Following again the object-oriented paradigm we model a music system as a set of interrelated objects. These objects will in general belong to one of the following abstract classes: Instrument, Generator, Note or Score.
An Instrument is a generating Processing object that receives input controls and generates an output sound. An Instrument is as a matter of fact a logical grouping of autonomous units named Generators. A Generator is the atomic sound producing unit in an instrument and can be independently controlled from the other generators (although it often receives their influence). Examples are the six strings in a guitar or each of the keys in a piano.
A Note is the actual sounding object attached to each generator. A Note can be turned on and off and its properties depend on the internal state of its associated Generator and Instrument.
Finally the internal state of the whole object-oriented music system changes in response to events that are sent to particular Instruments or Generators.
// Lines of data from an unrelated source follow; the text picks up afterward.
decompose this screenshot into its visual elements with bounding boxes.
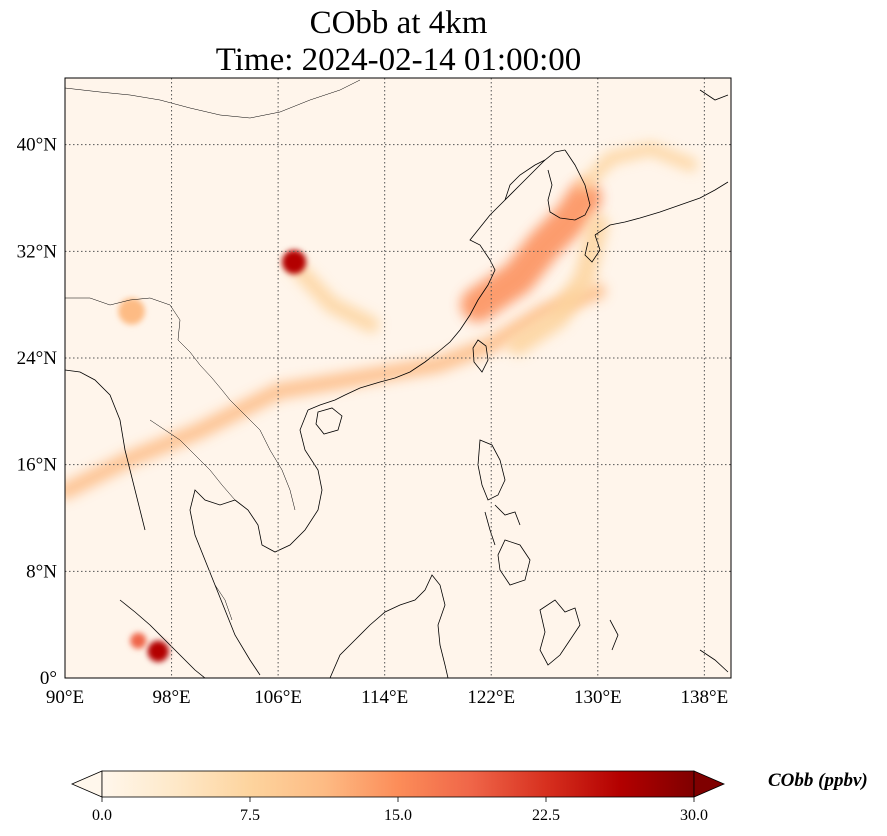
japan-hokkaido — [699, 89, 729, 101]
myanmar-coast — [65, 369, 146, 531]
lon-tick-label: 130°E — [574, 687, 622, 708]
longitude-ticks: 90°E 98°E 106°E 114°E 122°E 130°E 138°E — [46, 687, 728, 708]
malaysia-border — [214, 584, 233, 621]
coastlines — [65, 89, 729, 678]
plume-band-southward-trail — [507, 214, 609, 356]
colorbar-tick-label: 7.5 — [240, 807, 260, 824]
new-guinea-coast — [699, 649, 729, 673]
plume-spot-central-china-hotspot — [282, 250, 307, 274]
colorbar-extend-min — [70, 770, 103, 798]
lon-tick-label: 122°E — [467, 687, 515, 708]
colorbar-tick-label: 30.0 — [680, 807, 708, 824]
lon-tick-label: 98°E — [152, 687, 190, 708]
japan-kyushu-honshu — [584, 181, 729, 263]
colorbar-extend-max — [693, 770, 726, 798]
borneo-island — [329, 574, 449, 678]
visayas-islands — [484, 504, 521, 546]
lat-tick-label: 24°N — [17, 348, 58, 369]
bohai-coast — [504, 149, 566, 201]
korea-peninsula — [547, 149, 591, 221]
mindanao-island — [497, 539, 531, 586]
colorbar-title: CObb (ppbv) — [768, 770, 868, 791]
lon-tick-label: 106°E — [254, 687, 302, 708]
plume-spot-sumatra-hotspot-a — [147, 640, 169, 662]
halmahera-island — [609, 619, 619, 651]
lat-tick-label: 32°N — [17, 241, 58, 262]
mongolia-border — [65, 79, 361, 119]
thailand-border — [149, 419, 236, 501]
colorbar-tick-label: 0.0 — [92, 807, 112, 824]
hainan-island — [315, 407, 343, 435]
latitude-ticks: 0° 8°N 16°N 24°N 32°N 40°N — [17, 135, 58, 689]
colorbar-gradient — [101, 770, 695, 798]
sulawesi-island — [539, 599, 581, 666]
sumatra-island — [119, 599, 206, 678]
china-coast — [307, 159, 546, 411]
himalaya-border — [65, 297, 181, 341]
lon-tick-label: 138°E — [681, 687, 729, 708]
colorbar: 0.0 7.5 15.0 22.5 30.0 — [70, 770, 726, 824]
lat-tick-label: 16°N — [17, 455, 58, 476]
map-title-line2: Time: 2024-02-14 01:00:00 — [215, 42, 582, 78]
lat-tick-label: 40°N — [17, 135, 58, 156]
taiwan-island — [472, 339, 489, 373]
gulf-of-thailand — [189, 489, 261, 676]
lon-tick-label: 90°E — [46, 687, 84, 708]
colorbar-ticks: 0.0 7.5 15.0 22.5 30.0 — [92, 797, 708, 824]
lat-tick-label: 8°N — [26, 561, 57, 582]
plume-band-east-china-sea-plume — [460, 180, 602, 322]
lon-tick-label: 114°E — [361, 687, 408, 708]
borders — [65, 79, 361, 621]
map-frame — [64, 77, 732, 679]
luzon-island — [477, 439, 506, 501]
lat-tick-label: 0° — [40, 668, 57, 689]
colorbar-tick-label: 15.0 — [384, 807, 412, 824]
plume-spot-myanmar-hotspot — [118, 298, 145, 325]
map-title-line1: CObb at 4km — [309, 5, 488, 41]
plume-spot-sumatra-hotspot-b — [130, 632, 147, 649]
gridlines — [65, 78, 731, 678]
laos-vietnam-border — [229, 399, 296, 511]
plume-band-central-trail — [286, 256, 380, 333]
myanmar-china-border — [177, 339, 231, 401]
indochina-coast — [234, 409, 323, 553]
plume-band-subtropical-band — [65, 283, 606, 500]
colorbar-tick-label: 22.5 — [532, 807, 560, 824]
A time-ordered collection of such events is known as a Score.
The abstract model described is implemented in the MetriX language or in its XML-based version MetriX-ML. MetriX-ML is a Music-N language that therefore offers a way of defining both Instruments and Scores. It is implemented in CLAM and, apart from the concepts previously presented, includes support for defining timbre spaces, break-point-functions and relations between control parameters in an Instrument.